Essential elements of the strategic plan of the Hub are clusters of excellence, which will enable multidisciplinary and international scientific networking. They will be developed through focused conferences and seminars. Three clusters of excellence have been established so far:
1. Human Cultures, Health and Microbes
2. Ponto-Caspian Connections: Climate, Ecology and Human Evolution
3. Eastern Christianity: History, Theology, Cultural Influences, and Religious Practices.
The three clusters have already started their activities. The problems of Eastern Christianity were discussed in June (20th and 24th) at the Distinguished Seminar Series (DSS) of the Hub by prominent experts in Comparative Religion and Caucasiology from Israel, Hungary and Georgia.
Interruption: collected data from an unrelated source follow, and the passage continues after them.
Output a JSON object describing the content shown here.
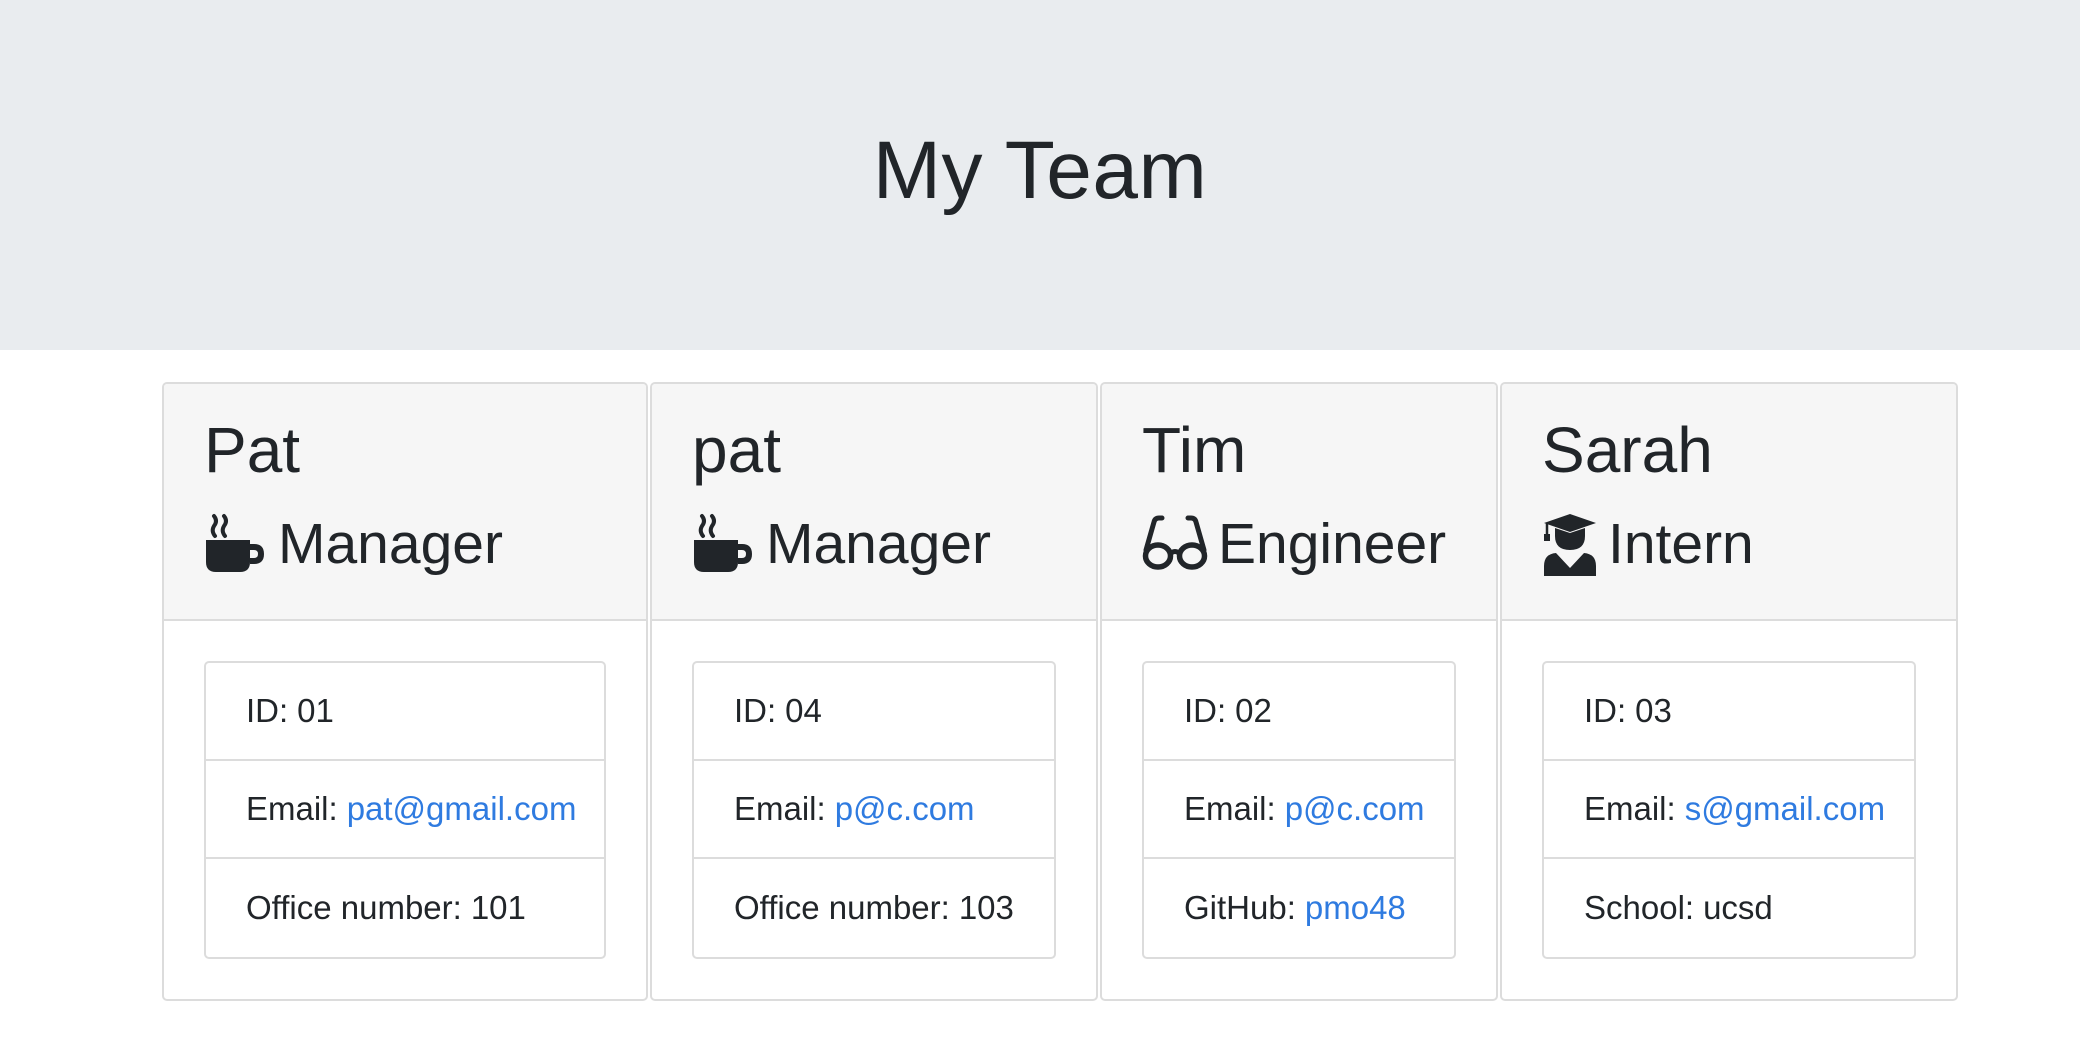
{
  "header": {
    "title": "My Team"
  },
  "employees": [
    {
      "name": "Pat",
      "role": "Manager",
      "icon": "mug-hot-icon",
      "id_label": "ID:",
      "id": "01",
      "email_label": "Email:",
      "email": "pat@gmail.com",
      "extra_label": "Office number:",
      "extra": "101"
    },
    {
      "name": "pat",
      "role": "Manager",
      "icon": "mug-hot-icon",
      "id_label": "ID:",
      "id": "04",
      "email_label": "Email:",
      "email": "p@c.com",
      "extra_label": "Office number:",
      "extra": "103"
    },
    {
      "name": "Tim",
      "role": "Engineer",
      "icon": "glasses-icon",
      "id_label": "ID:",
      "id": "02",
      "email_label": "Email:",
      "email": "p@c.com",
      "extra_label": "GitHub:",
      "extra": "pmo48"
    },
    {
      "name": "Sarah",
      "role": "Intern",
      "icon": "graduate-icon",
      "id_label": "ID:",
      "id": "03",
      "email_label": "Email:",
      "email": "s@gmail.com",
      "extra_label": "School:",
      "extra": "ucsd"
    }
  ],
  "colors": {
    "header_bg": "#e9ecef",
    "card_header_bg": "#f6f6f6",
    "link": "#2f7be0",
    "text": "#212529"
  }
}
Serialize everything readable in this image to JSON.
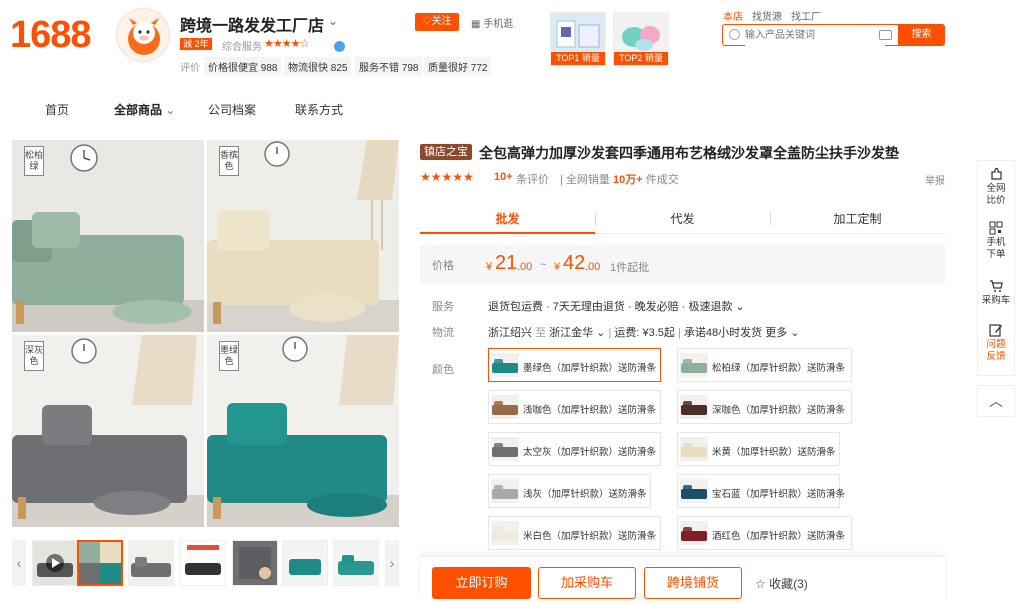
{
  "logo": "1688",
  "shop": {
    "name": "跨境一路发发工厂店",
    "years_badge": "诚 2年",
    "service_label": "综合服务",
    "stars": "★★★★☆",
    "eval_label": "评价",
    "eval_tags": [
      "价格很便宜 988",
      "物流很快 825",
      "服务不错 798",
      "质量很好 772"
    ],
    "follow": "♡关注",
    "phone_shop": "手机逛"
  },
  "top_products": [
    {
      "rank": "TOP1 销量"
    },
    {
      "rank": "TOP2 销量"
    }
  ],
  "search": {
    "scopes": [
      "本店",
      "找货源",
      "找工厂"
    ],
    "placeholder": "输入产品关键词",
    "button": "搜索"
  },
  "nav": [
    "首页",
    "全部商品",
    "公司档案",
    "联系方式"
  ],
  "gallery": {
    "labels": [
      "松柏绿",
      "香槟色",
      "深灰色",
      "墨绿色"
    ]
  },
  "product": {
    "badge": "镇店之宝",
    "title": "全包高弹力加厚沙发套四季通用布艺格绒沙发罩全盖防尘扶手沙发垫",
    "rating_stars": "★★★★★",
    "rating_count": "10+",
    "rating_suffix": "条评价",
    "sales_prefix": "| 全网销量 ",
    "sales_value": "10万+",
    "sales_suffix": " 件成交",
    "report": "举报"
  },
  "tabs": [
    "批发",
    "代发",
    "加工定制"
  ],
  "price": {
    "label": "价格",
    "low_int": "21",
    "low_dec": ".00",
    "high_int": "42",
    "high_dec": ".00",
    "yen": "¥",
    "dash": "~",
    "min_order": "1件起批"
  },
  "service": {
    "label": "服务",
    "text": "退货包运费 · 7天无理由退货 · 晚发必赔 · 极速退款 ⌄"
  },
  "logistics": {
    "label": "物流",
    "from": "浙江绍兴",
    "to_word": "至",
    "to": "浙江金华 ⌄",
    "fee": "运费: ¥3.5起",
    "promise": "承诺48小时发货",
    "more": "更多 ⌄"
  },
  "color": {
    "label": "颜色",
    "options": [
      {
        "name": "墨绿色（加厚针织款）送防滑条",
        "swatch": "#1f8a86"
      },
      {
        "name": "松柏绿（加厚针织款）送防滑条",
        "swatch": "#8fae9b"
      },
      {
        "name": "浅咖色（加厚针织款）送防滑条",
        "swatch": "#9a6b45"
      },
      {
        "name": "深咖色（加厚针织款）送防滑条",
        "swatch": "#4a3024"
      },
      {
        "name": "太空灰（加厚针织款）送防滑条",
        "swatch": "#6d6f72"
      },
      {
        "name": "米黄（加厚针织款）送防滑条",
        "swatch": "#e8dcc1"
      },
      {
        "name": "浅灰（加厚针织款）送防滑条",
        "swatch": "#a7a8a9"
      },
      {
        "name": "宝石蓝（加厚针织款）送防滑条",
        "swatch": "#1e4e6a"
      },
      {
        "name": "米白色（加厚针织款）送防滑条",
        "swatch": "#efeae0"
      },
      {
        "name": "酒红色（加厚针织款）送防滑条",
        "swatch": "#7e2024"
      }
    ]
  },
  "actions": {
    "buy": "立即订购",
    "cart": "加采购车",
    "cross": "跨境铺货",
    "fav": "☆ 收藏(3)"
  },
  "sidebar": {
    "compare": "全网比价",
    "mobile": "手机下单",
    "cart": "采购车",
    "feedback": "问题反馈",
    "top": "︿"
  },
  "colors": {
    "brand": "#ff5000"
  }
}
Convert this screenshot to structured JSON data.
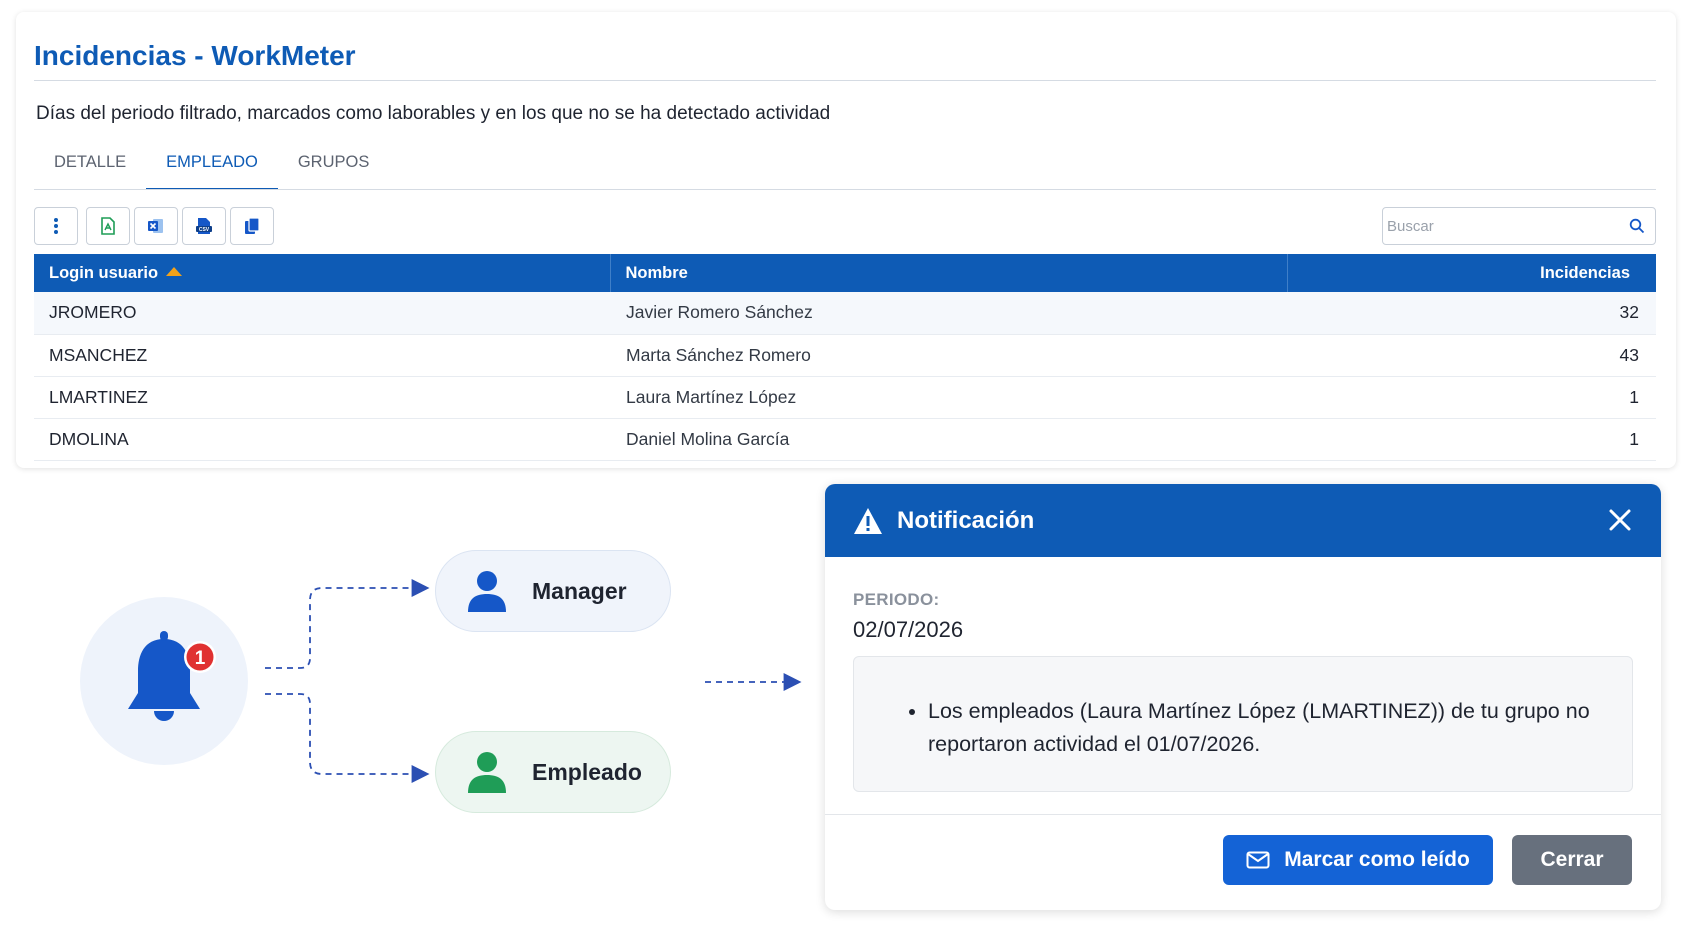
{
  "header": {
    "title": "Incidencias - WorkMeter",
    "description": "Días del periodo filtrado, marcados como laborables y en los que no se ha detectado actividad"
  },
  "tabs": [
    {
      "label": "DETALLE",
      "active": false
    },
    {
      "label": "EMPLEADO",
      "active": true
    },
    {
      "label": "GRUPOS",
      "active": false
    }
  ],
  "toolbar": {
    "buttons": [
      "more-options-icon",
      "pdf-export-icon",
      "excel-export-icon",
      "csv-export-icon",
      "copy-icon"
    ]
  },
  "search": {
    "placeholder": "Buscar"
  },
  "table": {
    "columns": [
      "Login usuario",
      "Nombre",
      "Incidencias"
    ],
    "sort": {
      "column": "Login usuario",
      "direction": "asc"
    },
    "rows": [
      {
        "login": "JROMERO",
        "nombre": "Javier Romero Sánchez",
        "incidencias": "32"
      },
      {
        "login": "MSANCHEZ",
        "nombre": "Marta Sánchez Romero",
        "incidencias": "43"
      },
      {
        "login": "LMARTINEZ",
        "nombre": "Laura Martínez López",
        "incidencias": "1"
      },
      {
        "login": "DMOLINA",
        "nombre": "Daniel Molina García",
        "incidencias": "1"
      }
    ]
  },
  "diagram": {
    "badge_count": "1",
    "recipients": [
      {
        "label": "Manager",
        "color": "#1557c8"
      },
      {
        "label": "Empleado",
        "color": "#1f9d57"
      }
    ]
  },
  "notification": {
    "title": "Notificación",
    "periodo_label": "PERIODO:",
    "periodo_value": "02/07/2026",
    "message": "Los empleados (Laura Martínez López (LMARTINEZ)) de tu grupo no reportaron actividad el 01/07/2026.",
    "mark_read_label": "Marcar como leído",
    "close_label": "Cerrar"
  },
  "colors": {
    "primary": "#0e5bb5",
    "button_primary": "#1463d6",
    "button_secondary": "#67707d",
    "sort_arrow": "#f2a21a",
    "badge": "#e03131"
  }
}
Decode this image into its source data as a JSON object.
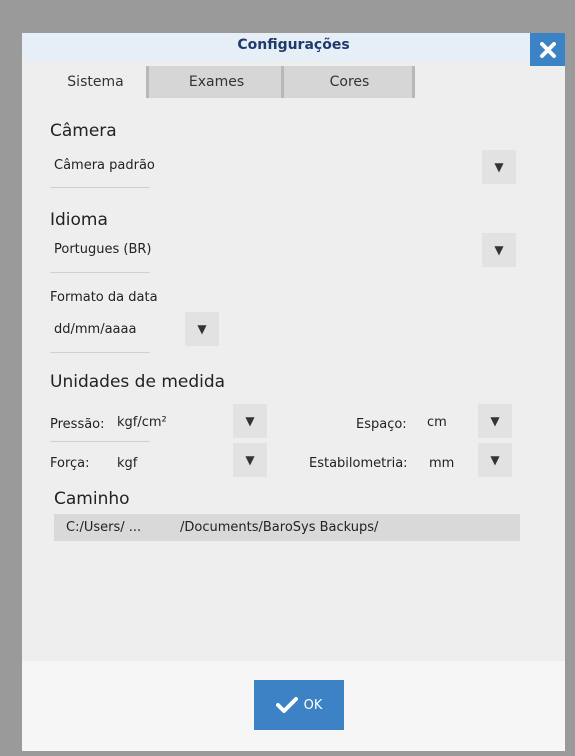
{
  "dialog": {
    "title": "Configurações",
    "close_icon": "close-icon",
    "tabs": [
      {
        "label": "Sistema",
        "active": true
      },
      {
        "label": "Exames",
        "active": false
      },
      {
        "label": "Cores",
        "active": false
      }
    ]
  },
  "camera": {
    "label": "Câmera",
    "value": "Câmera padrão"
  },
  "language": {
    "label": "Idioma",
    "value": "Portugues (BR)"
  },
  "date_format": {
    "label": "Formato da data",
    "value": "dd/mm/aaaa"
  },
  "units": {
    "label": "Unidades de medida",
    "pressure": {
      "label": "Pressão:",
      "value": "kgf/cm²"
    },
    "space": {
      "label": "Espaço:",
      "value": "cm"
    },
    "force": {
      "label": "Força:",
      "value": "kgf"
    },
    "stabilometry": {
      "label": "Estabilometria:",
      "value": "mm"
    }
  },
  "path": {
    "label": "Caminho",
    "value_start": "C:/Users/ ...",
    "value_end": "/Documents/BaroSys Backups/"
  },
  "footer": {
    "ok_label": "OK",
    "ok_icon": "checkmark-icon"
  },
  "colors": {
    "accent": "#3d82c5",
    "title": "#1f3b6b"
  }
}
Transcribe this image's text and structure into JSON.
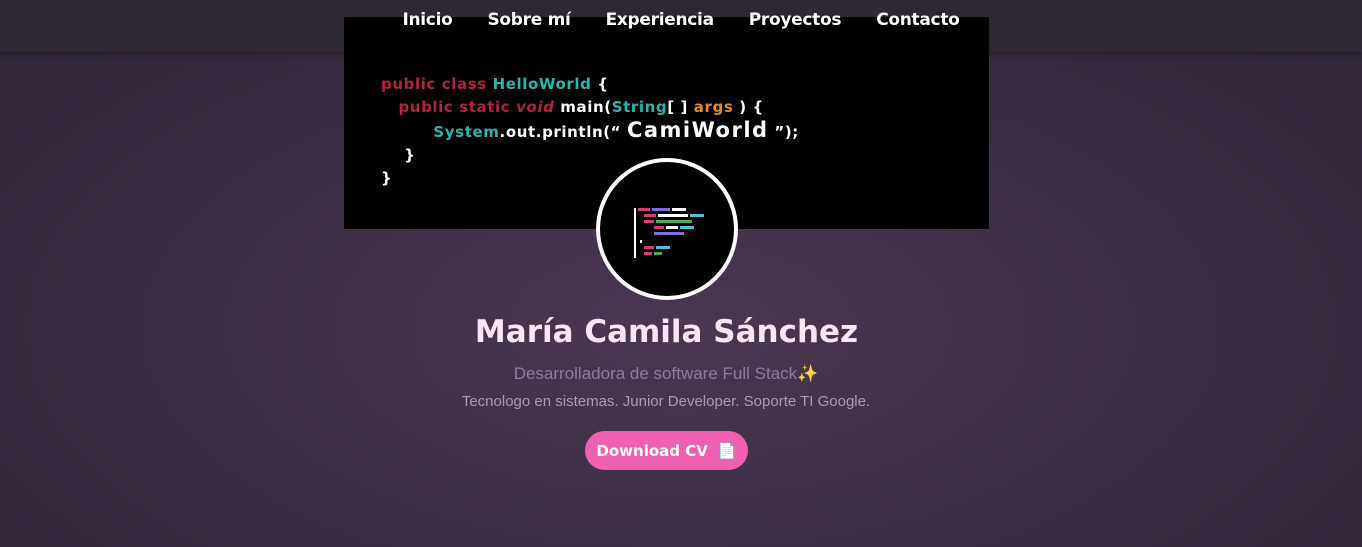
{
  "nav": {
    "items": [
      {
        "label": "Inicio"
      },
      {
        "label": "Sobre mí"
      },
      {
        "label": "Experiencia"
      },
      {
        "label": "Proyectos"
      },
      {
        "label": "Contacto"
      }
    ]
  },
  "banner": {
    "code": {
      "l1_kw": "public class ",
      "l1_cls": "HelloWorld",
      "l1_end": " {",
      "l2_kw": "public static ",
      "l2_void": "void",
      "l2_main": " main(",
      "l2_string": "String",
      "l2_brk": "[ ] ",
      "l2_args": "args",
      "l2_end": " ) {",
      "l3_system": "System",
      "l3_dot1": ".",
      "l3_out": "out",
      "l3_print": ".println(“ ",
      "l3_cami": "CamiWorld",
      "l3_end": " ”);",
      "l4": "}",
      "l5": "}"
    }
  },
  "profile": {
    "name": "María Camila Sánchez",
    "role": "Desarrolladora de software Full Stack✨",
    "description": "Tecnologo en sistemas. Junior Developer. Soporte TI Google.",
    "cv_button": "Download CV",
    "cv_icon": "📄"
  },
  "colors": {
    "accent": "#ef5fb2",
    "keyword": "#b0243e",
    "class": "#2ab5b0",
    "args": "#e38b1f"
  }
}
The next seminar from the DSS series will be devoted to the interplay between human and microbial cultures and domestication of microorganisms; microorganisms and human health is the major theme of the international conference Microbes and Their Viruses: Ecology, Diversity, Applications organised by the Hub at the end of September in collaboration with the universities of Bergen and Yerevan. Ponto-Caspian connections will be the priority of the Hub activities in 2020. Actually, our motto for next year is “Black Sea 2020”.”
The impact of mobility on my life and career
You started your career in what was the USSR, and then moved to Germany and France during the course of your career. How has mobility impacted on your life and your career?
“Indeed, I have spent my scientific career in different countries: in Tbilisi (USSR), where I was born and educated, Moscow, Germany and France. Such mobility was mainly due to my scientific interests. My relocation to Germany, for instance, was caused by my interest in the then newly discovered third kingdom of life, the Archaea. The most advanced research on this topic was conducted by the Max Planck Institute for Biochemistry and the University of Regensburg. Later on, I developed an interest in the viral diversity on our planet which brought me to the Pasteur Institute in Paris, the cradle of research on prokaryotic viruses.
Moving around for work eventually allowed me to fulfil my research objectives and to develop my personal preferences and expertise. My research interests include a broad range of activities, from field work in extreme geothermal environments to the isolation from such habitat of new viruses, their description, and ultimately, the molecular biological characterisation of virus-host interactions.
Throughout my career I have enjoyed great benefits of international interdisciplinary cooperation and I believe that the research that generates new knowledge can be stimulated by facilitating the mobility of scientists across countries.”